Although happy from being sprung free from the secondment I later had mixed feelings about the new post. In the first place I never had even a day’s experience as a market researcher and secondly, I knew that the days of market research within the concern were numbered. Much like the advertising business, market research as a business was non-core in Unilever and would, in time, be spun off. The important thing was I was back into the mainstream. The research division was eventually spun off but it took some time for it to happen. Market research was playing a critical role in the development and growth of brands during those times. It was felt that the market research service should always be on call and must work seamlessly as a team with the marketing and technical development groups. This was an imperative in order to keep pace with the frenetic race to develop break-through product ideas and to fast track their readiness for launches into the market way ahead of Colgate, Procter and Gamble and other companies in competition with Unilever.

Despite the existing directive to spin off the market research unit the local management of PRC was not in a hurry to do so. The highly competitive situation prevailing at that time could not afford a disruption in the research service no matter how little. More than ten years later the market research unit was finally spun off, actually sold off to a large market research network, SRG, the largest in Asia Pacific.

The chairman, Nene Zayco, assured me that I should not worry about my inexperience in research work. He pointed out that it was just another management job. When I told my father about my appointment as head of the market research division he did a double take and asked me how such a thing could happen. I could tell that my father, who was a professor of mathematics and statistics and also an actuary, did not share our chairman’s confidence. I can still recall during my college days my father gave up tutoring me when he couldn’t introduce the snobbish company of chi squares, confidence levels, significance tests, distributions, means, percentiles et al to my acquaintance. I envy people who see numbers come alive before them. I never had the aptitude for numbers. During my younger years my father’s friends asked why I did not follow in his footsteps or my other relatives who were renowned actuaries in the insurance industry. The same questions were asked my brothers whose careers were in broadcast media. One of them, Dado in particular, in exasperation, replied that he did not want to perpetuate a family mistake.
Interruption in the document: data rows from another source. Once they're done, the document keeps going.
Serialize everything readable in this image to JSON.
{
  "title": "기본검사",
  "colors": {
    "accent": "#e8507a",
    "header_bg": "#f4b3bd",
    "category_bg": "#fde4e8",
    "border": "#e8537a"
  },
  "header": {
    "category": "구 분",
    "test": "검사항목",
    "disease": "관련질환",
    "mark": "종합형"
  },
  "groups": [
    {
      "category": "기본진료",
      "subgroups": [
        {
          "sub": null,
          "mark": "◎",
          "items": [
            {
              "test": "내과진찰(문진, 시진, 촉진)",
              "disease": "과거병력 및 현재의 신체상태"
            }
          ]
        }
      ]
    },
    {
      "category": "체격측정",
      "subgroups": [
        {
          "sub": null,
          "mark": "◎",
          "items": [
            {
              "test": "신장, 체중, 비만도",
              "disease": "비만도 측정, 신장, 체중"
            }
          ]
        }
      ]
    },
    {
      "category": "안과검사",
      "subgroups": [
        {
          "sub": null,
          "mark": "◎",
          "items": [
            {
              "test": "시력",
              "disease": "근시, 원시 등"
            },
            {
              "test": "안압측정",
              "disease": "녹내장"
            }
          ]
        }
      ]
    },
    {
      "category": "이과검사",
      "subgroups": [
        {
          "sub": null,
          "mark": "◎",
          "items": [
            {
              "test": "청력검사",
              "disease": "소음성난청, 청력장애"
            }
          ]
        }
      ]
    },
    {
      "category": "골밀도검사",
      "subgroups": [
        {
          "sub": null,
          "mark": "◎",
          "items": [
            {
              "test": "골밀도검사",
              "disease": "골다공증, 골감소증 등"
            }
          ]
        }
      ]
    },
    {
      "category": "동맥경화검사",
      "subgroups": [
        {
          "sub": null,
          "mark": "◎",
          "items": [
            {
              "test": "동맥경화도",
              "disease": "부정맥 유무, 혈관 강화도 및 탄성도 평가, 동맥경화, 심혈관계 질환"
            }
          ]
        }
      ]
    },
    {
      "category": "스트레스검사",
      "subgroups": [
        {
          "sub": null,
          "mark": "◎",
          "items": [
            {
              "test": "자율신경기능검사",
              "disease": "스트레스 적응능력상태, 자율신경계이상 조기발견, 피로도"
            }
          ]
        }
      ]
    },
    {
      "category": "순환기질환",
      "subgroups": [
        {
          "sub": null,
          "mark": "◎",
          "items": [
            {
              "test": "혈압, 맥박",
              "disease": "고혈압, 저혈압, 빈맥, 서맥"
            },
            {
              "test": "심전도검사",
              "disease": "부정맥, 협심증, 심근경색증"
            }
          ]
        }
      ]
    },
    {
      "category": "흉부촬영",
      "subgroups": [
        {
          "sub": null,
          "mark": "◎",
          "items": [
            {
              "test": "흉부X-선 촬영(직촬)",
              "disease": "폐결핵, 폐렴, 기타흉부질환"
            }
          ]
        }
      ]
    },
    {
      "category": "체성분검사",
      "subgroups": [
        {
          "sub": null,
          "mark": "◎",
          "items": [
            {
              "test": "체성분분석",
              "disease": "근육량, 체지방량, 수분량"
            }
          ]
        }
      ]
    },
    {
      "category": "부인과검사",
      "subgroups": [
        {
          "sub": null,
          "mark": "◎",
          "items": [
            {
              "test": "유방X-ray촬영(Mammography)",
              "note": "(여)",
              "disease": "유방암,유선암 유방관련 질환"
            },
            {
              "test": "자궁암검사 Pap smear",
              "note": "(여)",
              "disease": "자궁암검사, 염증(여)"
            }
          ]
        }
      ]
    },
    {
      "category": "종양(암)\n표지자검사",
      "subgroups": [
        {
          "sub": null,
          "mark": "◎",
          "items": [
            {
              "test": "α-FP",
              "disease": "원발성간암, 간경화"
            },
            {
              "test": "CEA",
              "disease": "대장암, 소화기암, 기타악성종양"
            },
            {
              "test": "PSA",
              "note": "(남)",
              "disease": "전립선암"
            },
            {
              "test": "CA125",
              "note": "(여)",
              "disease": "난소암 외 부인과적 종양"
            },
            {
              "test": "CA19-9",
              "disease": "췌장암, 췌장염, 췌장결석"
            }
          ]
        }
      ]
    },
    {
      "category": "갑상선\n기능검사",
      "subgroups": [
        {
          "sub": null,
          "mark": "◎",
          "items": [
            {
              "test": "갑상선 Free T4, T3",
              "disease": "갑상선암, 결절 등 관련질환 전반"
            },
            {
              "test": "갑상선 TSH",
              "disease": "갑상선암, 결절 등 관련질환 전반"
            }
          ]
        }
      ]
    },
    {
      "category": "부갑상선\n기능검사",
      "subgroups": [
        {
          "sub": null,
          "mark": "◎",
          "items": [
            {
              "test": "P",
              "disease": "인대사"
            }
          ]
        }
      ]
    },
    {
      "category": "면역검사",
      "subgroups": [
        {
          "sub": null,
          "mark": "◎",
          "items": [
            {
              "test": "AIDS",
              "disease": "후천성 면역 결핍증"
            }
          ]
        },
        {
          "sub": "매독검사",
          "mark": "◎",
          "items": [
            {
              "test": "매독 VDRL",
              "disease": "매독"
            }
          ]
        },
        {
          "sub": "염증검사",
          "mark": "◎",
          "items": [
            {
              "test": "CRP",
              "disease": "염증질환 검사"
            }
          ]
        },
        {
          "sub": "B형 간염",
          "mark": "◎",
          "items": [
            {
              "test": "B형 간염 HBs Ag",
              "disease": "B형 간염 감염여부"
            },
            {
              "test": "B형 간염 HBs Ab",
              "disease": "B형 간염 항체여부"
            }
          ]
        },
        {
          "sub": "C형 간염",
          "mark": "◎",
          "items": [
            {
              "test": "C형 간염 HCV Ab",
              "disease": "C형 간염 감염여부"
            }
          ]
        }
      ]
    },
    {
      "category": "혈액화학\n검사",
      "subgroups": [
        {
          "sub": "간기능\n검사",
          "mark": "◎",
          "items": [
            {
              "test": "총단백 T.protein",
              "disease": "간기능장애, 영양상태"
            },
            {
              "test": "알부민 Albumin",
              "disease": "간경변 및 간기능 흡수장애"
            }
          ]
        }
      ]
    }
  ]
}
Unisearch was directly under the president of PRC, Nene Zayco and he said that he picked me because I have already proven my mettle in handling people and have had grounding in brand work. With this background experience I would, from a user point of view, be able to help provide practical market insights to the marketing group. He, also, pointed out that my experience in brand management would have developed my business acumen and that I would have a sharp eye for commercial opportunity exploitation to make the unit a profitable enterprise. Just like our market research division some research units of Unilever in other countries were quasi business entities. The units could get commissioned by third party clients to do research projects for as long as they were not competing in the same markets as Unilever.

It was just like a little company. The opportunity to gain experience in managing a company was there for the taking. I needed little convincing. Unilever Marketing central offices had taken a practical approach to market research leadership. A nice bit of wisdom coming from the center suggested that the true market researcher although expert and technically competent in their field, may not be adept or may even be reluctant to run organizations, much less have the interest in making research service earn a profit. Appointments to research unit headships, then, had as requisites management ability as well as entrepreneurial skills. Most appointments to research leadership positions made at that time in Unilever came from the marketing executive pool. That’s how I got back to the PRC mainstream organization.